Aşk ve komedi filmlerinden başka birşeyin yapılmadığı ülkemizde, sinemacıların gözüne sokulacak kadar kaliteli bir film nasıl yapılırsa, Martin McDonagh da işte öyle bir film yapmış. Zaten seyirci yorumlarını okuduğumda ne çeşit bir filmle karşılaşacağımı az çok tahmin etmiştim. Yanılmadım da... Öncelikle şunu söylemek isterim: 3 tane reklam tabelasından bir film nasıl yapılır, hikâye ilerledikçe de konunun bütünlüğü bozulmadan ve değişerek başka mecralara nasıl akar, şahit oluyoruz. Öte yandan boş yere konuşmaların olmadığı ve her diyalogun senaryonun akışına nasıl olumlu katkı yaptığını görüp, izleyici olarak merakımız her geçen dakika artıyor.
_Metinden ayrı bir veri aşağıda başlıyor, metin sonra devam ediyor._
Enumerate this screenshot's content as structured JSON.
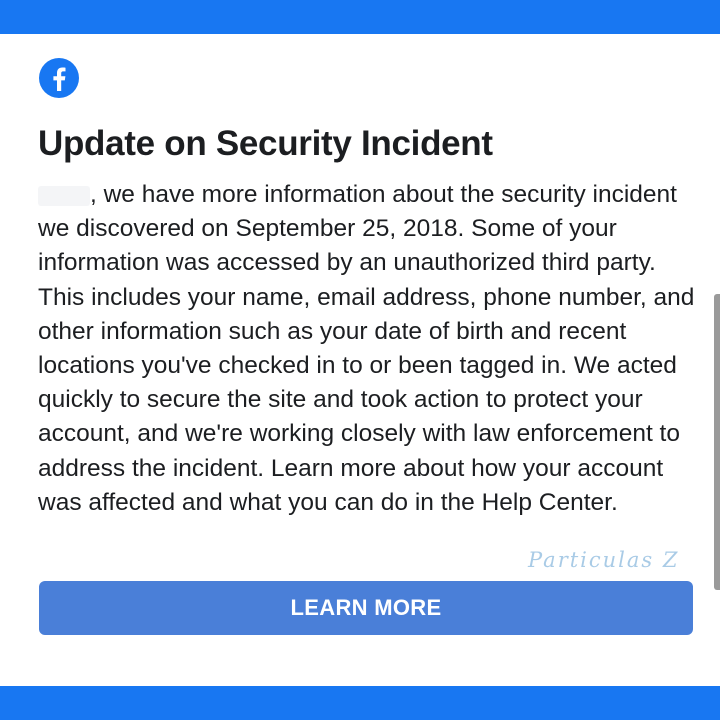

Sonra da filmin başlangıç noktasıyla bittiği yer arasındaki büyük farklılık... Seyirci olarak böylesine farklı bir finalle karşılaşacağım aklıma gelmezdi ve sonunda "keşke bitmeyip, biraz daha uzun olsaydı da, birkaç sahne daha izleyebilseydim" dedim. 

Sonuçta şunu net olarak ifade etmeliyim ki, betonarmeden yapılmış konforlu apartmanlarda oturarak, son model arabalara binerek, cebinde çok parası olarak "medenî cesaret sahibi ve sivil itaatsiz" kişiler olunmaz. Eğer mücadele edecek kadar cesur değilseniz ve daha kötüsü bunu da nasıl yapacağınızı bilmiyorsanız, karakter olarak gelişmiş birey olamazsınız, yaşadığınız toplum da zaten sizin gibi şahıslardan oluştuğu için "toplumsal dayanışma ve gayretten habersizlerin cemiyeti" olursunuz. Çocuğu kaybolan, öldürülen veya trafik kazasında aile ferdini kaybetmiş yahut evi/işyeri hırsızlar tarafından soyulmuş onbinlerce vatandaşımız var ama çoğunun hakkını aramak için ciddi şekilde mücadele ettiğini hatırlamıyorum. Hakkını yememek lazım, seneler önce kızını kaybeden bir baba sesini duyurmak için İstanbul'dan Ankara'ya kadar yürümüştü. Belki onun gibi birkaç kişi daha çıktı. Gerisi? Yok. Başı dara düşen kişiler, Cumhurbaşkanlığının internet sitesine girip şikâyet mektubu yazıyorlar. Oradan da sonuca ulaşabilen var mı, bilemiyorum.